By 2030, ensure legal, safe, and sustainable use, harvest, and trade of wild flora and fauna species including fish and other aquatic species, preventing over-exploitation, minimizing impacts on non-target species and ecosystems, reducing the risk of pathogen spillover, applying ecosystem-based approaches while respecting and protecting customary use by Indigenous peoples and local communities and by national legislation and international obligations.

The use of wild species directly contributes to the well-being of billions of people globally on a day-to-day basis and is particularly important to people in vulnerable situations. About 50,000 wild species are used for food, energy, medicine, materials and other purposes through fishing, gathering, logging and terrestrial animal harvesting globally. They are important sources of subsistence resources and income. Uses of wild species form the basis for economically and culturally important activities worldwide However, overexploitation remains a major threat to many wild species. Ensuring and enhancing the sustainability of the use of wild species is thus essential for human well-being and biodiversity conservation.

 

This target calls for legal, safe and sustainable use of wild species in trade which in Kenya, is governed by several institutions established under different legal frameworks among them WCMA 2013 Act, Forest Act 2016, Fisheries Act, EMCA 1999, and as per international obligation.  this therefore calls for the need for collaboration between the different actors.

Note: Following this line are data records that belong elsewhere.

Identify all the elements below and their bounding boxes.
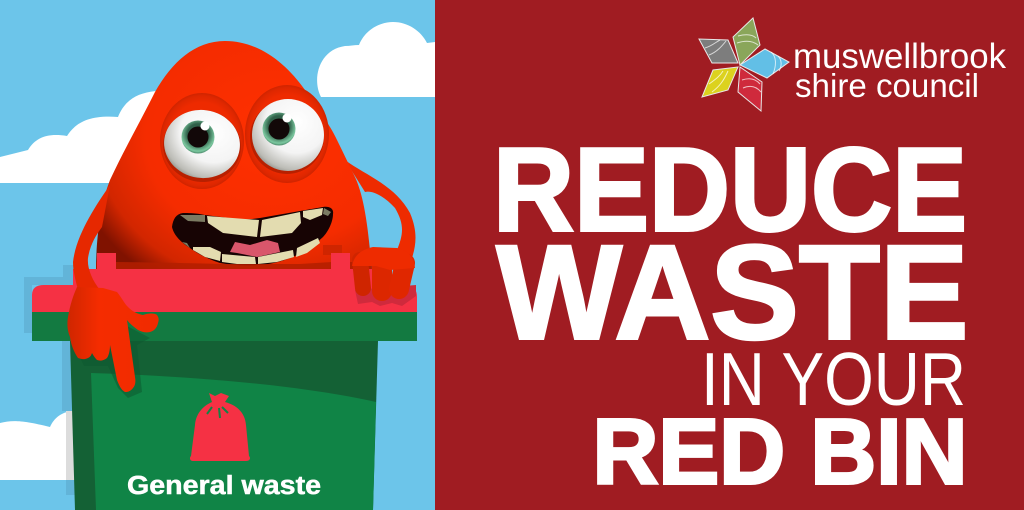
logo petal: blue	[740, 49, 789, 78]
headline: red bin: RED BIN	[592, 400, 968, 504]
monster hand: left pointing	[67, 287, 159, 392]
bin shadow	[24, 265, 76, 495]
left hand shadow	[74, 325, 150, 398]
tongue	[230, 240, 280, 257]
logo petal: green	[733, 18, 760, 65]
red panel	[435, 0, 1024, 510]
monster hand: right on lid	[352, 247, 416, 306]
right hand shadow	[355, 285, 416, 306]
headline: in your: IN YOUR	[701, 338, 966, 422]
right eye	[245, 85, 329, 183]
logo wordmark line 1: muswellbrook	[793, 37, 1006, 76]
lower teeth	[193, 238, 320, 264]
left eye	[158, 93, 246, 189]
monster arm: left	[73, 185, 110, 290]
logo petal: grey	[699, 39, 738, 63]
monster body	[96, 41, 372, 272]
lid band	[32, 312, 417, 341]
tab shadow on monster	[323, 245, 342, 255]
logo petal: red	[738, 67, 762, 111]
headline: waste: WASTE	[496, 218, 968, 368]
sky panel	[0, 0, 435, 510]
logo petal line details	[705, 35, 781, 92]
upper teeth	[207, 208, 323, 237]
bag knot detail	[207, 407, 228, 418]
bin body	[70, 341, 378, 510]
shadow strip on monster above lid	[96, 262, 372, 270]
logo petal: yellow	[702, 67, 738, 97]
back teeth	[180, 208, 331, 248]
wheelie bin	[32, 253, 417, 510]
logo: muswellbrook shire council	[699, 18, 1006, 111]
right hand palm	[352, 247, 415, 270]
lid top	[32, 253, 417, 312]
bin front panel	[91, 373, 376, 510]
bin label: General waste	[127, 472, 321, 500]
headline	[493, 124, 968, 504]
cloud: middle left	[0, 91, 156, 183]
headline: reduce: REDUCE	[493, 124, 967, 256]
monster arm: right upper	[345, 160, 416, 258]
general waste bag icon	[190, 393, 250, 461]
mouth	[172, 207, 333, 265]
cloud: top right	[317, 22, 435, 97]
right hand fingers	[360, 260, 363, 288]
logo wordmark line 2: shire council	[795, 67, 979, 104]
cloud: bottom left	[0, 411, 75, 480]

WCMA provides for non-consumptive and consumptive use of species as per Schedule 10 of the Act. Trade and harvest involve both flora and fauna. Some of the plant species overexploited included Osyris lanceolata, Prunus africana, cycads, aloes, orchids and Boswellia among others. 

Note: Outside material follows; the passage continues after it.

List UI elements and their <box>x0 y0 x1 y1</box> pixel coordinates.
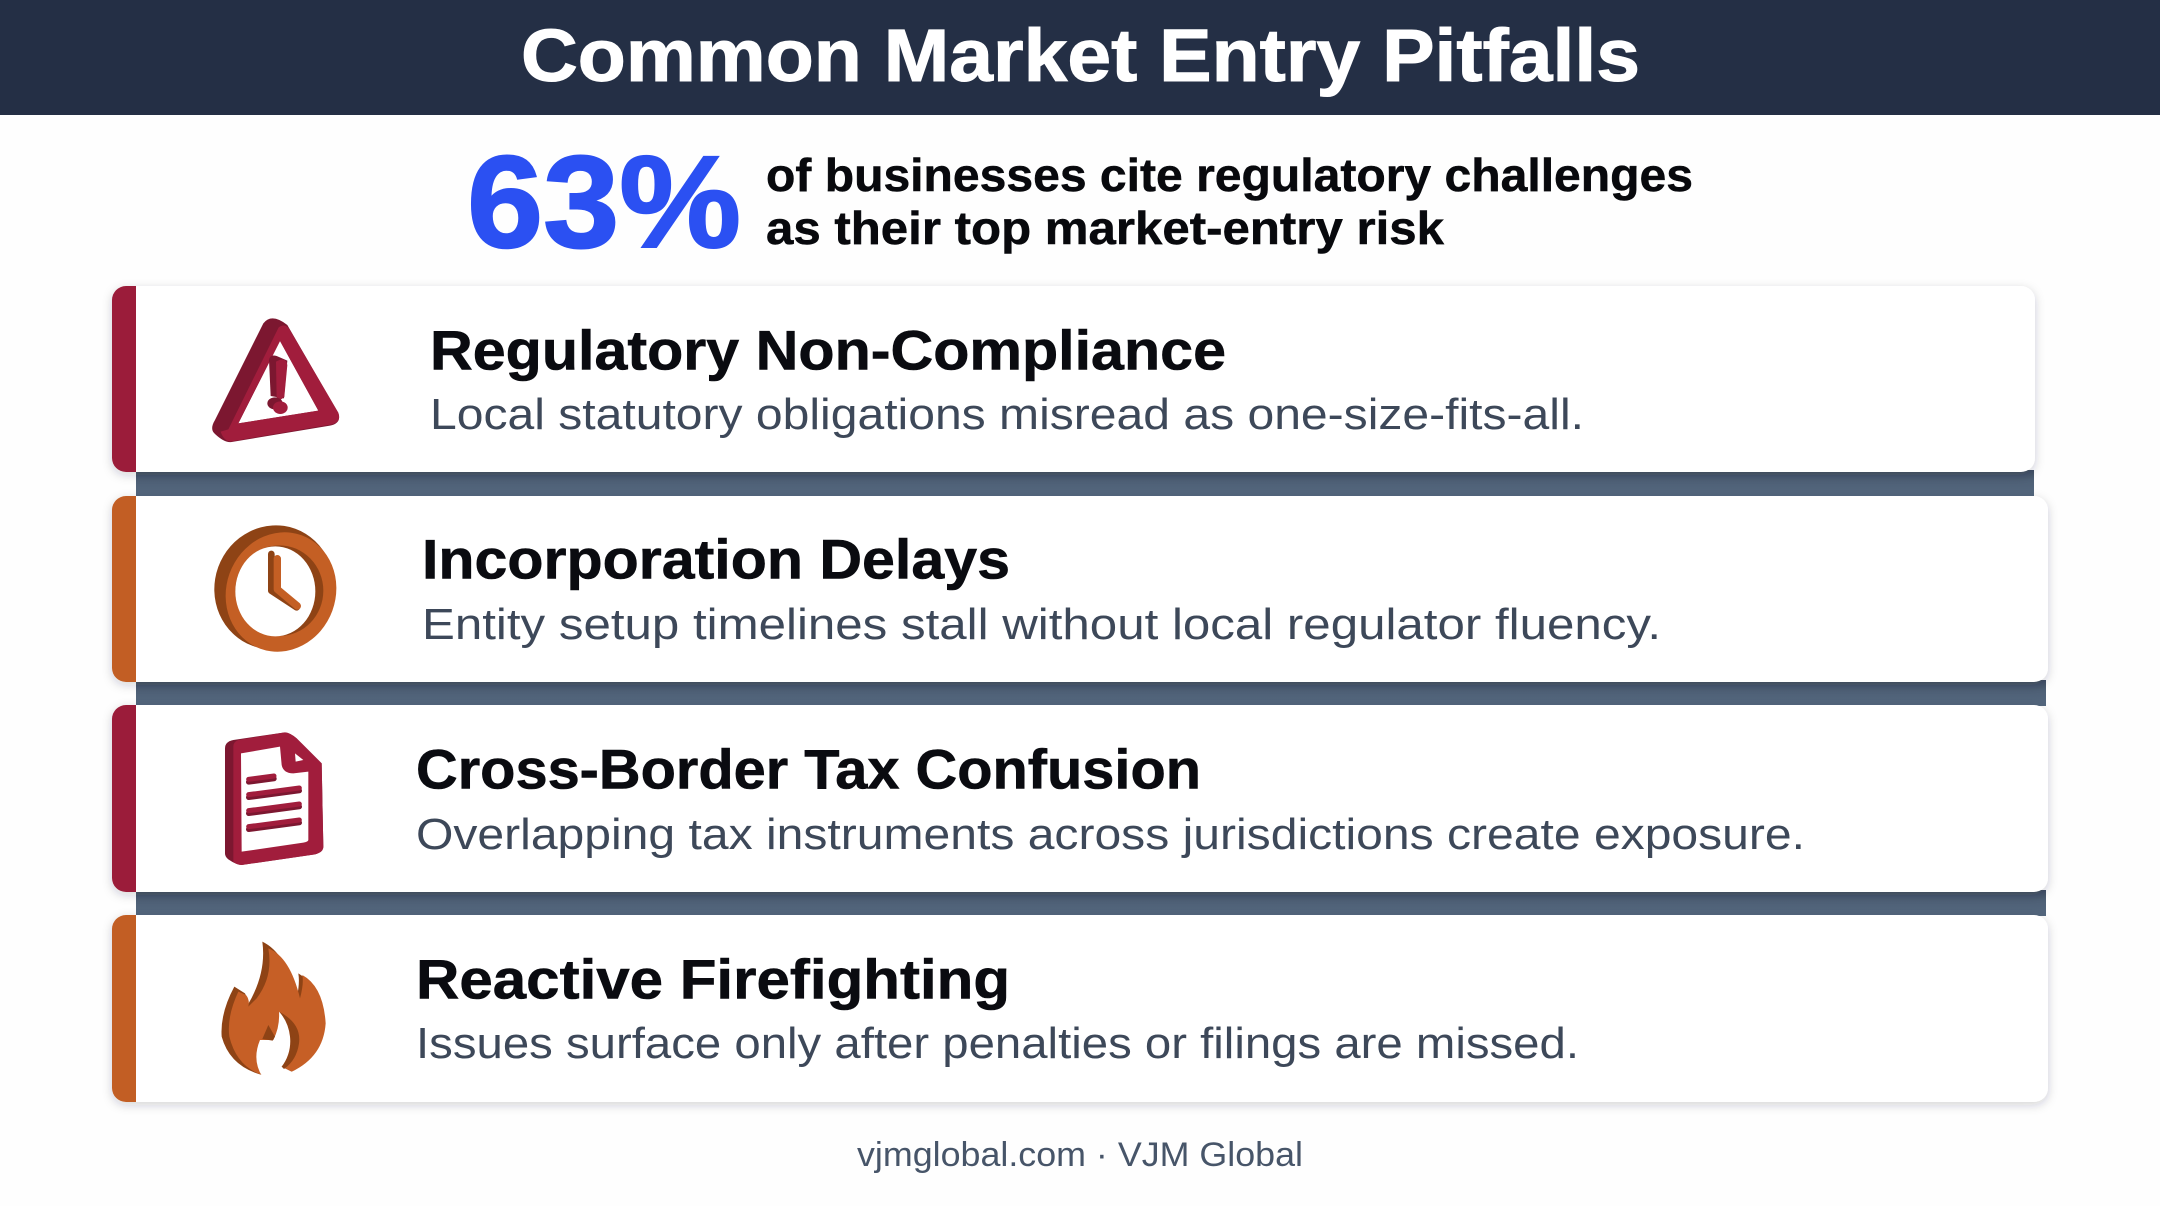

Some of the above national laws are contradictory in the ‘use’ thus the need to align them to ensure the institutions work together and build synergies towards achieving national and international obligations like CITES, Convention of Migratory Species of Wild Animals. To ensure wild species are sustainably used, traded and harvested there is a need to build capacities of the various organised groups established under different Acts and other stakeholders on identification of species that are protected under different international obligations.  

It is noted that the Headline Indicator for this target is biased toward Fish, however, legal safe and sustainable use of species in Kenya goes beyond fish and includes the wild species of flora and fauna.

Legal and  Sustainable use is also tracked through the CITES permitting process and trade data.